Fusilli with Garden-Fresh Tomato "Sauce"

Fusilli with Garden-Fresh Tomato "Sauce"

This easy uncooked sauce is perfect on a hot summer night. You can serve it right away, but it tastes even better if everything marinates for an hour or so. To feed more people, simply add a little more of each ingredient—especially the tomatoes. Halved cherry tomatoes are a nice alternative to field tomatoes.
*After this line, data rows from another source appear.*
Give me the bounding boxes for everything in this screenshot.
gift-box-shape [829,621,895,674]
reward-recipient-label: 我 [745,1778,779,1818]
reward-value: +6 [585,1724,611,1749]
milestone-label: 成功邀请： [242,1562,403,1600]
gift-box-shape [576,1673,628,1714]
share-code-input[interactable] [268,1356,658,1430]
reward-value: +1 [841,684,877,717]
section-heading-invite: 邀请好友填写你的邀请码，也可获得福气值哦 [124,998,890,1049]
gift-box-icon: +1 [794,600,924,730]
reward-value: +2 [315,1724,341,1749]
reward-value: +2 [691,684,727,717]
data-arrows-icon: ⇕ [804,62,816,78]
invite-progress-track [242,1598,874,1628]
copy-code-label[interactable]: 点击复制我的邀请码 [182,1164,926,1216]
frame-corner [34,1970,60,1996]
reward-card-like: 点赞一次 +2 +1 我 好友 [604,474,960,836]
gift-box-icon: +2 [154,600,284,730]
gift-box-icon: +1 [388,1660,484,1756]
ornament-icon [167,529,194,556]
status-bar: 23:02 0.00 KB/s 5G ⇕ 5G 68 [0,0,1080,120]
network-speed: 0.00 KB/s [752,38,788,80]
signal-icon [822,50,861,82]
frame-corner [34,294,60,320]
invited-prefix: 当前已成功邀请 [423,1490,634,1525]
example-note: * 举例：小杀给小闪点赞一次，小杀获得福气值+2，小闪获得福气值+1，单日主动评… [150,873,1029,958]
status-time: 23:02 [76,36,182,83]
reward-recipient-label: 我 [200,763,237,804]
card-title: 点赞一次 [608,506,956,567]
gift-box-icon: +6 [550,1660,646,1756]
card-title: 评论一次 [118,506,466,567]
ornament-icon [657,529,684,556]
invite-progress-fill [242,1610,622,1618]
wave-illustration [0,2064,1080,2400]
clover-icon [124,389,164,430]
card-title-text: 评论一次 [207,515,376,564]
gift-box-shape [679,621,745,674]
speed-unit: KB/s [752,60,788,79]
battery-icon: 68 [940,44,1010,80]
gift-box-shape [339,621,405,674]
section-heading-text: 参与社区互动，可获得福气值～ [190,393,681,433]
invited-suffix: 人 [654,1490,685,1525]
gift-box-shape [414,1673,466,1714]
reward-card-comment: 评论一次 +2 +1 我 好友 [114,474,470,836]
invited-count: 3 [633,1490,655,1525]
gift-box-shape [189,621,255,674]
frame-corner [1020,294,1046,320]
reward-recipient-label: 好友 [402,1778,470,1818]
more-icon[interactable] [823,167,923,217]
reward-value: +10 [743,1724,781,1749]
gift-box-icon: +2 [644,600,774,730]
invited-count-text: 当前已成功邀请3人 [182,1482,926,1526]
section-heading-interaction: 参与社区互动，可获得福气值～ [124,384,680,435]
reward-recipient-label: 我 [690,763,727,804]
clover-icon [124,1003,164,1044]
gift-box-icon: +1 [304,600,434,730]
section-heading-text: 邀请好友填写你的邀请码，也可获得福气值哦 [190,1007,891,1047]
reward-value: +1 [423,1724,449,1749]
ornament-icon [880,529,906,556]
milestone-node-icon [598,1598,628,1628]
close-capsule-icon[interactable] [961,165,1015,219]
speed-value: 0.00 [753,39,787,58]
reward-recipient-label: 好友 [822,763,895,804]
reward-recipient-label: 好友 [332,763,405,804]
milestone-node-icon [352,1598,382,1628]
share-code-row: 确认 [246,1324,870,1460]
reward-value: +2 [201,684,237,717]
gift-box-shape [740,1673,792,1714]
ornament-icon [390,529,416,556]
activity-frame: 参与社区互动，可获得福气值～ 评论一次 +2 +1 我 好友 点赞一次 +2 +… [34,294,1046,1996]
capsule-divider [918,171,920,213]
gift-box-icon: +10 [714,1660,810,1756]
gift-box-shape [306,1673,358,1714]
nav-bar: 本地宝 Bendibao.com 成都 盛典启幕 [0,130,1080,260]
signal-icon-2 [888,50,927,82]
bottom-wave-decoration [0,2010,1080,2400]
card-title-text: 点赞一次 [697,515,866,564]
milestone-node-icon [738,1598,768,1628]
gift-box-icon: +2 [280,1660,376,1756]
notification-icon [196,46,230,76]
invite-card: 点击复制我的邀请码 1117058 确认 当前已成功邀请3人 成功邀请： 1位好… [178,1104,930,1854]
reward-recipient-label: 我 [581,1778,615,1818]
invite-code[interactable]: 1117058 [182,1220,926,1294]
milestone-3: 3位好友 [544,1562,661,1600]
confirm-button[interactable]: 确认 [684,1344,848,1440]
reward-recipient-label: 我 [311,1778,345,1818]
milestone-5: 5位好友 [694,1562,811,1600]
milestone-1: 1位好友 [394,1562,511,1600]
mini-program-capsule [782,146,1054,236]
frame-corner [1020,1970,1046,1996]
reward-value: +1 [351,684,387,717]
From EatingWell: Summer 2003, The Essential EatingWell Cookbook (2004)
Yield: 6 servings, 1 2/3 cups each
Active Time: 35
Total Time: 35


  1. 3 cups diced, seeded ripe tomatoes
  2. 1/2 cup finely diced green bell pepper
  3. 2 scallions, white and pale green parts only, thinly sliced
  4. 1 clove garlic, minced
  5. 1/4 cup extra-virgin olive oil
  6. 1 cup crumbled feta cheese, (4 ounces)
  7. 1/2 cup Kalamata olives, pitted and coarsely chopped
  8. 2 tablespoons chopped fresh flat-leaf parsley
  9. 2 tablespoons chopped fresh basil
  10. 2 tablespoons balsamic vinegar
  11. 1 tablespoon red-wine vinegar
  12. 1 tablespoon lemon juice
  13. 1/8 teaspoon salt
  14. Freshly ground pepper, to taste
  15. 12 ounces whole-wheat fusilli, or other whole-wheat pasta


  1. Combine tomatoes, bell pepper, scallions, garlic and oil in a large bowl; toss to mix well. Add feta cheese, olives, parsley, basil, balsamic vinegar, wine vinegar and lemon juice; toss again. Season with salt and pepper.
  2. Put a large pot of lightly salted water on to boil. Shortly before serving, cook pasta according to package directions. Drain and add to the sauce; toss to coat well.

Tips & Notes

  • Make Ahead Tip: Prepare through Step 1. Cover and let stand at room temperature for up to 1 1/2 hours.


Nutrition Per Serving: 387 calories; 17 g fat (5 g sat, 11 g mono); 17 mg cholesterol; 49 g carbohydrates; 10 g protein; 7 g fiber; 513 mg sodium; 272 mg potassium.

Nutrition Bonus: Vitamin C (35% daily value), Fiber (26% dv).